The social revolutions of the 1960s and ‘70s were one factor in Postman’s apparent philosophical reversal. But the most salient influence was television’s cultural ascendance. The electronic medium had become “the command center” of American society, he said, and this was not good news.

Postman was a student of Marshall McLuhan, the Canadian media critic famous for his warning that “the medium is the message.” Television, Postman argued, was antithetical to inquiry and it stunted critical thinking. It told children too much and blurred the lines between childhood and adulthood. These became the primary notes of a lament that he sounded for the next two decades.

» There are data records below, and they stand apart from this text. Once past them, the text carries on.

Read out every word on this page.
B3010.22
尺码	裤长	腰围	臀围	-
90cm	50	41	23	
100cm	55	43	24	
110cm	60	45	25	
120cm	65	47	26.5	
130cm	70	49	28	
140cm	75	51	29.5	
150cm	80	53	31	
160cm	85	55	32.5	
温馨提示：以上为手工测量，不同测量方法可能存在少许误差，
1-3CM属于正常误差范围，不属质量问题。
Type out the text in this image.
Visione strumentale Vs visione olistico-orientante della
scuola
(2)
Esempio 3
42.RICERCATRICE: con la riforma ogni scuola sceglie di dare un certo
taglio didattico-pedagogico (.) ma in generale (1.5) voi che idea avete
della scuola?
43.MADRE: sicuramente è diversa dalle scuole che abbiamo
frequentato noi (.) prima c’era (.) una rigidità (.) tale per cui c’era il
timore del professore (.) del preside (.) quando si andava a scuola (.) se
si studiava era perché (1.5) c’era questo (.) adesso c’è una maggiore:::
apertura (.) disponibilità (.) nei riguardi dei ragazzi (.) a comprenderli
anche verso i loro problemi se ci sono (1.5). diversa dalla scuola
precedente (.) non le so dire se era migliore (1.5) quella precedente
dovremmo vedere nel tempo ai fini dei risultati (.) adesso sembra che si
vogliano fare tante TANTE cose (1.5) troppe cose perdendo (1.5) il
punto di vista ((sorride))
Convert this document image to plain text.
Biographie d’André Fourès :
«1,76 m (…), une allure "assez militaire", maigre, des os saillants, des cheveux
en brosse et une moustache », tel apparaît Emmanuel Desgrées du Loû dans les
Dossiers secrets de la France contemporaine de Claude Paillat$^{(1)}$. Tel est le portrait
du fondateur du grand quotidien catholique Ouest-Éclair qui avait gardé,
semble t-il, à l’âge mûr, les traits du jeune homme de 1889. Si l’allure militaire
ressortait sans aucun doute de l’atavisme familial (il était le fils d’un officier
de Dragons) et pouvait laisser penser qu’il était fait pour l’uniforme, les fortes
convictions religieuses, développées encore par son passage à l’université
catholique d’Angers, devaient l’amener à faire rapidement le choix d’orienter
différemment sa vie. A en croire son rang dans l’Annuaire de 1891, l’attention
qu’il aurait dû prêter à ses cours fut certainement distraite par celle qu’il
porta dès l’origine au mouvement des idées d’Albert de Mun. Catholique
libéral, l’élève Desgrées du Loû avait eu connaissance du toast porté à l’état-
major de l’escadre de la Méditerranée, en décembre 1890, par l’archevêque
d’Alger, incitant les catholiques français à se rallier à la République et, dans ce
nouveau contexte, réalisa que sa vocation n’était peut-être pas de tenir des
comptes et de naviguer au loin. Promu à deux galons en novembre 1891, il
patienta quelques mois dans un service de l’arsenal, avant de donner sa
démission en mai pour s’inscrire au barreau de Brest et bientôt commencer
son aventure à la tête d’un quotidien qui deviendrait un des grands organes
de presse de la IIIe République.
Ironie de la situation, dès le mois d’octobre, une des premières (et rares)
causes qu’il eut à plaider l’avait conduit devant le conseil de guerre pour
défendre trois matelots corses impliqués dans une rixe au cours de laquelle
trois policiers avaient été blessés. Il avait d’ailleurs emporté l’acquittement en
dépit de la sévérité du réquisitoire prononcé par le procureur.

“TV serves us most usefully,” he wrote in “Amusing Ourselves to Death,” “when presenting junk-entertainment; it serves us most ill when it co-opts serious modes of discourse -- news, politics, science, education, commerce, religion.”

Postman did watch television; he was a fan of history and sports programs and old movies. What disturbed him most was TV news, which he believed bred intellectual dullness by turning viewers into passive spectators. “In Russia, writers with serious grievances are arrested,” he wrote, “while in America they are merely featured on television talk shows, where all that is arrested is their development.”

He was a fan of CBS’ “Late Night” host David Letterman, primarily because much of Letterman’s humor deflated the media, such as his satirical “man on the street” interviews that exposed the absurdities of TV reality. Letterman, Postman once said, “tries to ‘break the frame’ of the television screen. That is really the most important task for schools today -- to break the screen for the youngster.”

He was adamant that schools should help students discern how technology molds thinking and communication and teach them to view TV and computers not as tools but as philosophies of knowledge.

Postman may have been one of the few prominent critics of “Sesame Street,” the pioneering educational television show for preschoolers who learned their ABCs and numbers from warm, fuzzy characters and cartoons with catchy music. Although many experts would disagree with his contrarian assessment, Postman maintained that the show, in pandering to the appetite for entertainment, taught children not to love school, but to love TV.

“We now know that ‘Sesame Street’ encourages children to love school only if school is like ‘Sesame Street,’ ” he told The Times in 1988.

The media critic “had tremendous respect for television ... as one of the greatest forms of entertainment,” said Terrence Moran, a former student of Postman and an NYU colleague. “His rap against ‘Sesame Street’ was that the structure was the same as a commercial. It doesn’t matter what the content is. The medium -- the structure -- is what is important.”

Postman’s most powerful idea was that “the media are not merely transmitters of information but environments in which cultures grow,” Moran said. “He was always interested in how the structure of communications systems shaped people.”